We construct the scorer with
from_query_curies()
function:
>>> from gpsea.analysis.pscore import CountingPhenotypeScorer
>>> pheno_scorer = CountingPhenotypeScorer.from_query_curies(
... hpo=hpo,
... query=structural_defects,
... )
>>> pheno_scorer.description
'Assign a phenotype score that is equivalent to the count of present phenotypes that are either an exact match to the query terms or their descendants'
Statistical test
We will use Mann-Whitney U Test to test for differences between scores of the different genotype groups
>>> from gpsea.analysis.pscore.stats import MannWhitneyStatistic
>>> score_statistic = MannWhitneyStatistic()
Tip
See gpsea.analysis.pscore.stats
module for more statistical tests available
for using with phenotype scores.
Final analysis
We will put the final analysis together into PhenotypeScoreAnalysis
.
>>> from gpsea.analysis.pscore import PhenotypeScoreAnalysis
>>> score_analysis = PhenotypeScoreAnalysis(
... score_statistic=score_statistic,
... )
Analysis
We execute the analysis by running
>>> result = score_analysis.compare_genotype_vs_phenotype_score(
... cohort=cohort,
... gt_clf=gt_clf,
... pheno_scorer=pheno_scorer,
... )
In case of the RERE cohort, the analysis shows a significant difference between the number of structural defects in individuals with point vs. loss-of-function mutations.
>>> result.pval
0.012074957610483744
To explore further, we can access a data frame with genotype categories and phenotype counts:
>>> scores = result.data.sort_index()
>>> scores.head()
genotype phenotype
patient_id
Subject 10[PMID_27087320_Subject_10] 1 0
Subject 1[PMID_27087320_Subject_1] 0 4
Subject 1[PMID_29330883_Subject_1] 1 0
Subject 2[PMID_27087320_Subject_2] None 4
Subject 2[PMID_29330883_Subject_2] 1 1
The data frame provides a genotype category and a phenotype_score for each patient.
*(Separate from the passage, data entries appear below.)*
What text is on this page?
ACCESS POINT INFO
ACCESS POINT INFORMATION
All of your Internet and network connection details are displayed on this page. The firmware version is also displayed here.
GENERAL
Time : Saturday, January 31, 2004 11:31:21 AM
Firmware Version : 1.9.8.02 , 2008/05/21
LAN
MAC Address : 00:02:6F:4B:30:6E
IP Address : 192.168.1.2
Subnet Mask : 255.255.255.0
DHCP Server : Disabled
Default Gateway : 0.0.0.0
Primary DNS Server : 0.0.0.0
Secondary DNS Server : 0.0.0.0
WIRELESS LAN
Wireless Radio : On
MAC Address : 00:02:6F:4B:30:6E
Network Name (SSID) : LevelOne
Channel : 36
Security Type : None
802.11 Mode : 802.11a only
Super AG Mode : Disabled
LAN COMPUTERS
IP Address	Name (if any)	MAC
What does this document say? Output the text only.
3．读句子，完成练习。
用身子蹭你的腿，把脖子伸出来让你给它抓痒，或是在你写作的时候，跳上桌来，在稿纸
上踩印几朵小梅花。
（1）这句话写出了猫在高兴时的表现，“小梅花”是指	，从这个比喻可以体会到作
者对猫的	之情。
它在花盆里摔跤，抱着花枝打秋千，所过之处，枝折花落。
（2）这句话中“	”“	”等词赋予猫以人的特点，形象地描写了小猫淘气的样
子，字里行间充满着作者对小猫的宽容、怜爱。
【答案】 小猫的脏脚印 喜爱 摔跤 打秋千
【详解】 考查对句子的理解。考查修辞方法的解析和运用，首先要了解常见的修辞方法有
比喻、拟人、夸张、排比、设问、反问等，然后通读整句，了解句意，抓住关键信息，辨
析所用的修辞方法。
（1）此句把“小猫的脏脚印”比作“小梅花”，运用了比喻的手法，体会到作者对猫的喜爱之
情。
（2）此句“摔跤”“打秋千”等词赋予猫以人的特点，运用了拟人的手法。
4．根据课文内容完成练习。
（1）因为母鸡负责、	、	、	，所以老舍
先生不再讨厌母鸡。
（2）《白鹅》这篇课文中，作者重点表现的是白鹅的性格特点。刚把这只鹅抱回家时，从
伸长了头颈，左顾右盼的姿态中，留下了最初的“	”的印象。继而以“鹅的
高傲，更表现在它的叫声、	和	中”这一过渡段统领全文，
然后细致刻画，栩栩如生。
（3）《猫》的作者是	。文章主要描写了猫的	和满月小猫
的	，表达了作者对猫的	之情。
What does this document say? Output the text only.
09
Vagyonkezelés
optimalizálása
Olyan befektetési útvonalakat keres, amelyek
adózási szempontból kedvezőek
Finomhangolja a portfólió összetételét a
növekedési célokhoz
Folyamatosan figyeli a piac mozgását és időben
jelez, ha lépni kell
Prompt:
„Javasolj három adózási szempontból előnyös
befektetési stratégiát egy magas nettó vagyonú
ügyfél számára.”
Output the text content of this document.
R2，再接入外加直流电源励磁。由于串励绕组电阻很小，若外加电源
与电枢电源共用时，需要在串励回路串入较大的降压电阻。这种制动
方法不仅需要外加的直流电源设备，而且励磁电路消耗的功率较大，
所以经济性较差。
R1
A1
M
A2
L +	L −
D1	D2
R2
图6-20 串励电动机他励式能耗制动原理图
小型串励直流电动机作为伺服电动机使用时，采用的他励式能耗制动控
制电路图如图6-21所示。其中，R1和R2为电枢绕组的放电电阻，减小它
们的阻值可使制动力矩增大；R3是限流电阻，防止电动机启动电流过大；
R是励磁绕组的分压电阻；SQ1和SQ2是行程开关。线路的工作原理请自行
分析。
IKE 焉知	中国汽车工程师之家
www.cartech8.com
The genotype category should be interpreted in the context of the genotype predicate:
>>> gt_id_to_name = {c.category.cat_id: c.category.name for c in gt_clf.get_categorizations()}
>>> gt_id_to_name
{0: 'Point', 1: 'LoF'}
The genotype code 0 is assigned to patients with a point mutation, 1 corresponds to the loss-of-function mutations, and None is assigned to patients who cannot be assigned into any of the groups.
Last, let’s use plot_boxplots()
method
to visualize the phenotype score distributions:
>>> import matplotlib.pyplot as plt
>>> fig, ax = plt.subplots(figsize=(6, 4), dpi=120)
>>> result.plot_boxplots(
... ax=ax,
... )
>>> _ = ax.grid(axis="y")
>>> _ = ax.set(
... ylabel="Phenotype score", ylim=(-0.5, len(structural_defects) + 0.5)
... )
We see that the individuals with the point mutations feature structural defects than the individuals with the loss-of-function mutations.
The box extends from the first quartile (Q1) to the third quartile (Q3) of the data, with a red line at the median. The whiskers extend from the box to the farthest data point lying within 1.5x the inter-quartile range (IQR) from the box.